Rapero en Nueva York
La victoria del joven de 34 años Zohran Mamdani en las elecciones para la alcaldía de Nueva York, lejos de ser el soplo de aire ... fresco que se le debería suponer a la juventud, es el enésimo tiro en el pie (o directamente ya en la cabeza) de Occidente a sus valores, que básicamente son la libertad, la democracia y el bienestar. Una ola de estupidez e ignorancia nos ahoga, como bien sabemos -y sufrimos- en España, pero también en Londres, París, o en los populismos de izquierda hispanoamericanos militares o civiles como los que han `prendido en Venezuela y México para exterminar toda posibilidad de libertad y progreso. Seréis pobres y seréis felices se llama el éxito musical, un reguetón de ultraizquierda compuesto por «pijos-progres», por socialistas de salón siempre pendientes del beneficio propio y de la sumisión ajena.

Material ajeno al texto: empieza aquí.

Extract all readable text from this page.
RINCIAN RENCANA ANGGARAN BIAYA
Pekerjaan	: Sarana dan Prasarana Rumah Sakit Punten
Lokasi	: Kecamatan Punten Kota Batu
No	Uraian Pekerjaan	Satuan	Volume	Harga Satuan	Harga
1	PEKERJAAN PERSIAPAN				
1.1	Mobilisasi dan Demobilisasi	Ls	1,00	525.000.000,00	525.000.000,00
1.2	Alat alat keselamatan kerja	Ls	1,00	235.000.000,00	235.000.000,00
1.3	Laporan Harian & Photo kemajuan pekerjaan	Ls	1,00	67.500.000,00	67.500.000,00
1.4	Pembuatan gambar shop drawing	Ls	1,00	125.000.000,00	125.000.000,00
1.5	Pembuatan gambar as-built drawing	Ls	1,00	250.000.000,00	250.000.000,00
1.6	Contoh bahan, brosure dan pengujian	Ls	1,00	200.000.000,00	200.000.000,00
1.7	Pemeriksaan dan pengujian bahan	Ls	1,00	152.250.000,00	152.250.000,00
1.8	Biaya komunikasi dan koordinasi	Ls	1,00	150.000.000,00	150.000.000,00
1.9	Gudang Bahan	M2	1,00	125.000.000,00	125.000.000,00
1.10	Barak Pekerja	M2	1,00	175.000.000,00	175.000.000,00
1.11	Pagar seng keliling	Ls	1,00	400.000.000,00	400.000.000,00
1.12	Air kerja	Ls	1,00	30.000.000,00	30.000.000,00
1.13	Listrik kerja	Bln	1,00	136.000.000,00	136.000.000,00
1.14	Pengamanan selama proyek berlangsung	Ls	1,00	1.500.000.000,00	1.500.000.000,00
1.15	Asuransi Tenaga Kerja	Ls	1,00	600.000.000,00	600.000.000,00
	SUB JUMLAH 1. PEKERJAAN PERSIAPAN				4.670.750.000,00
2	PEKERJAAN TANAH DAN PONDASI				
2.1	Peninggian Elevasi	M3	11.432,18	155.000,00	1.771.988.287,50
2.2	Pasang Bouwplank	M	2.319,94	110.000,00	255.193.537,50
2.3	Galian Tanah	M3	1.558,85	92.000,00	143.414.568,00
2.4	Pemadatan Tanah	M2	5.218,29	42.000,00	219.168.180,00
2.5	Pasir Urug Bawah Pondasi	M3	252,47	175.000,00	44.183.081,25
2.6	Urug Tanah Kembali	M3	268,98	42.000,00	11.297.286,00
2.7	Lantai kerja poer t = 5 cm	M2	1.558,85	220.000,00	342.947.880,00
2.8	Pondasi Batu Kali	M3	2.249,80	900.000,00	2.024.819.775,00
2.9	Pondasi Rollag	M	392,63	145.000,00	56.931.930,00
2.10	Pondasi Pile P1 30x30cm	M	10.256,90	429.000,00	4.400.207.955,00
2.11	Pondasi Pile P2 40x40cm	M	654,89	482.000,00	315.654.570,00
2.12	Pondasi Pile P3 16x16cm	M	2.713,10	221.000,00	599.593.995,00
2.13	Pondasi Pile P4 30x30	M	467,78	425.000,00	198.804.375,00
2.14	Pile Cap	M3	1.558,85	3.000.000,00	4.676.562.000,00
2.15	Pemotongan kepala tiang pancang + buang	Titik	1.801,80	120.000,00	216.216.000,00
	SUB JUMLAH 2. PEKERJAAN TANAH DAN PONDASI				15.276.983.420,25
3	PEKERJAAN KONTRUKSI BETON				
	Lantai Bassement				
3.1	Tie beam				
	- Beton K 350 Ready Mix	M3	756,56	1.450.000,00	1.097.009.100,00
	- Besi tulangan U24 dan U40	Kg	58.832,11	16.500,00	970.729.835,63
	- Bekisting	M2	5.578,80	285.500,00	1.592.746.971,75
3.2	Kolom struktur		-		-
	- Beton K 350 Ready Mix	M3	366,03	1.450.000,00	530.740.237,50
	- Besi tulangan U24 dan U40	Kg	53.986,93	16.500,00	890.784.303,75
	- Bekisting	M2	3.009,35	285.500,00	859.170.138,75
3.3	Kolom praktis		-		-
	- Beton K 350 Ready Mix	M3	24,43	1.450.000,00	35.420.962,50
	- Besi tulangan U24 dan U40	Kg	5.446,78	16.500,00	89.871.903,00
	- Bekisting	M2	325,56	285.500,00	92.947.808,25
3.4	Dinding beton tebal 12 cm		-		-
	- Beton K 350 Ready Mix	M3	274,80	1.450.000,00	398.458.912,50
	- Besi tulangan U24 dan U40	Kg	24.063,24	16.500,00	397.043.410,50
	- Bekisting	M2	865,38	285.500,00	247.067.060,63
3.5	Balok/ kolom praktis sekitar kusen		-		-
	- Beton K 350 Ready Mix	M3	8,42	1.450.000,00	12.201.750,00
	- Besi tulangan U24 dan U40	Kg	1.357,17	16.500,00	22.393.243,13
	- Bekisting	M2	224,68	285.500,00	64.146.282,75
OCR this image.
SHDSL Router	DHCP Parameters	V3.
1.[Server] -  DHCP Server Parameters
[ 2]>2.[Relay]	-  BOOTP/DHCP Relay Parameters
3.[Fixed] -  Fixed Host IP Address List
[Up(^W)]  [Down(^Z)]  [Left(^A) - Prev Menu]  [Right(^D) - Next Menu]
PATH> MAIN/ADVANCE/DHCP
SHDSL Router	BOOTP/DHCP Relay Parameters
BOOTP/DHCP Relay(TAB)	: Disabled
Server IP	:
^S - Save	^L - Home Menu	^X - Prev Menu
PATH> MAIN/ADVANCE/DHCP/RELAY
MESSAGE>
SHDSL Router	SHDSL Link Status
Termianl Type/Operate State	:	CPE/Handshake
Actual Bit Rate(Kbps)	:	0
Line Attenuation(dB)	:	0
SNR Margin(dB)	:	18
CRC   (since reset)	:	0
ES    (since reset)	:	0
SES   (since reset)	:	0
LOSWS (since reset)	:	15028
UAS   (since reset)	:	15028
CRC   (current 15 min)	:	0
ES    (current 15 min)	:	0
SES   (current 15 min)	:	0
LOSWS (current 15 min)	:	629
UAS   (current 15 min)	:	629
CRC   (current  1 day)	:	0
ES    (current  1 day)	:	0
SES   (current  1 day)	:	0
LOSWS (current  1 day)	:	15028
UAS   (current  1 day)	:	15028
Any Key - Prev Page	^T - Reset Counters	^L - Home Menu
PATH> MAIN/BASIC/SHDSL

Pero lo de Nueva York va más allá de un salto al vacío o de un juego de niños bien con inquietudes de la Universidad de Columbia, pues no es posible que la capital del mundo y del capitalismo se vea ahora asediada de nuevo por sus peores enemigos, y digo de nuevo porque después del 11S cualquier golpe a la ciudad y a nuestros valores parecía ya imposible. Craso error y de los gordos, pues ha llegado Mamdani, un rapero musulmán que abandera, entre otras lindezas, una intifada global contra Israel. Se llama declaración de intenciones, aunque hay que decir que ha sido nuestro propio capitalismo el que ha dado alas -y herramientas- a una juventud absorbida por las redes sociales y el discurso «take away», listo para consumir. Listo para votar.
Cuando ganó Obama las elecciones presidenciales, me congratulé de que una minoría alcanzase semejante puesto en un país como Estados Unidos, donde todo parece siempre atado y decidido. América despertaba -y con ella Occidente- y se liberaba de sus miedos y de su poder WASP. Pero lo de Mamdani no es evolución, es pura diversión de niñatos con derecho a voto que ven en el socialismo algo entrañable, una vuelta a aquella mentira que fue el culto al Ché Guevara. Y no estamos para juegos, y menos con pólvora. Poner a un musulmán al frente de la alcaldía de Nueva York, ya dice mucho del grado de responsabilidad y memoria del elector, pero no vamos a ser nosotros, los españoles, quienes lo critiquemos, cuando hemos metido a la ETA hasta en el Gobierno.